The proof that was supplied was the following:
Assume $ab\neq 0$ and write $a=2^{-a_1}+2^{-a_2}+\ldots+2^{-a_s}$, and $b=2^{-b_1}+2^{-b_2}+\ldots+2^{-b_t}$, and wlog let $b_t\geq a_s$. Then taking $n=2^{b_t}-1$ gives $$\lfloor na\rfloor+\lfloor nb\rfloor=\Big\lfloor \sum_i 2^{b_t-a_i}-a\Big\rfloor+\Big\lfloor \sum_i 2^{b_t-b_i}-b\Big\rfloor=\sum_i 2^{b_t-a_i}-1+\sum_i 2^{b_t-b_i}-1,$$ whereas the RHS becomes $$\lfloor n(a+b)\rfloor=\Big\lfloor\sum_i 2^{b_t-a_i}+\sum_i 2^{b_t-b_i}-a-b\Big\rfloor=\sum_i 2^{b_t-a_i}+\sum_i 2^{b_t-b_i}-1,$$ a contradiction.

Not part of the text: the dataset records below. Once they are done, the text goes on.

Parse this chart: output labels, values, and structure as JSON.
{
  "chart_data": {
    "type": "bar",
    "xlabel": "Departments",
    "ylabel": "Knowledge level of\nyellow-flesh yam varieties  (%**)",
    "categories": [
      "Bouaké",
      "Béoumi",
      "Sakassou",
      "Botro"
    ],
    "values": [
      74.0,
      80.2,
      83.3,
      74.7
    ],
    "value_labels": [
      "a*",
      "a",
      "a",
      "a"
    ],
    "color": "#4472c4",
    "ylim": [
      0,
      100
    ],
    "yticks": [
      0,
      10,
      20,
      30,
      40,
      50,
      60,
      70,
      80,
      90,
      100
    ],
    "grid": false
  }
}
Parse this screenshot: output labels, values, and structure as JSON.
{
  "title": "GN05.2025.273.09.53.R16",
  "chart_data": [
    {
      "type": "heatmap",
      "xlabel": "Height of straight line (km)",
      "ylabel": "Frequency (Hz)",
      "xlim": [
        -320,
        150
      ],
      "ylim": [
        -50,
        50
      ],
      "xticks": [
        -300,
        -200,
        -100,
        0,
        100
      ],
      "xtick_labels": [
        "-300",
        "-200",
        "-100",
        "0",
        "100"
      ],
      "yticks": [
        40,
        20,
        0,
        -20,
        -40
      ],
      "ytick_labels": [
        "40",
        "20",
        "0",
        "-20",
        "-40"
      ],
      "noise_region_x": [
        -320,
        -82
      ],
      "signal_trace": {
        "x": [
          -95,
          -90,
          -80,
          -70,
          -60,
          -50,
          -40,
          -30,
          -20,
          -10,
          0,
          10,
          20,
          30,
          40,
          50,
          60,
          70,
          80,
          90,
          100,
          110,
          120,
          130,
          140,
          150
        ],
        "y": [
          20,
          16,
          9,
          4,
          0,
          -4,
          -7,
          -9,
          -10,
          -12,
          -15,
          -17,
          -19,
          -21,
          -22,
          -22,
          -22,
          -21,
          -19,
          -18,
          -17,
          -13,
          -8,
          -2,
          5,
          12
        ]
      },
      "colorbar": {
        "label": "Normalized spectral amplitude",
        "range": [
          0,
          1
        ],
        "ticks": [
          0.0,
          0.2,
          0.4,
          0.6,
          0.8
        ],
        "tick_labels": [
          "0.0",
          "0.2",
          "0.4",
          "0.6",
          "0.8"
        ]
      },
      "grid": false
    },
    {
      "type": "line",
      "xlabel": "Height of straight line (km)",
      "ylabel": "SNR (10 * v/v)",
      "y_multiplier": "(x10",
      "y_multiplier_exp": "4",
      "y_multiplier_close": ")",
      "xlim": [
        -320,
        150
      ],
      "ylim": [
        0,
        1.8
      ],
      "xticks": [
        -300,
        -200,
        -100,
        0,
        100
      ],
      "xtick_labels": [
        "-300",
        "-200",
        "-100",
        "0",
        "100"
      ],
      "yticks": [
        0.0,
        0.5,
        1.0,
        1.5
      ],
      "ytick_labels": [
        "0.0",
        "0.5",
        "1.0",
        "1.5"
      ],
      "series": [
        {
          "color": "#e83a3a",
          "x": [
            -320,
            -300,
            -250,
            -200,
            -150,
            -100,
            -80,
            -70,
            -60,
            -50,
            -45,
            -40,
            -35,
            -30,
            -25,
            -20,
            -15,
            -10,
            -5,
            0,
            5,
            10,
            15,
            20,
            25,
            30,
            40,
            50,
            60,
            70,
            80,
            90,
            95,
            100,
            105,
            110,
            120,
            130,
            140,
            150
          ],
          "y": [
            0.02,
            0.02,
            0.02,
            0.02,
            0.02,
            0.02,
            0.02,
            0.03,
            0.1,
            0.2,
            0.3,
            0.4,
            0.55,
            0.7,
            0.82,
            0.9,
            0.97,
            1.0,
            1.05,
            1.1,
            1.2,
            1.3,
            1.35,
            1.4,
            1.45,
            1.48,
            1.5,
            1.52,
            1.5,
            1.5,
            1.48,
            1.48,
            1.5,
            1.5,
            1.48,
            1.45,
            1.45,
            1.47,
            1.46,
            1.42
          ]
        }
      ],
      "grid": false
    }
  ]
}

However as far as I can see this only applies if $a,b$ have finite decimal representations in base 2. Once one generalises to arbitrary $a,b\in[0,1)$ I think this proof becomes insufficient.
So I was wondering if there is a proof that can show this result for all such $a,b$, or if this result actually fails without the assumption that $a,b$ have finite base 2 decimal representations.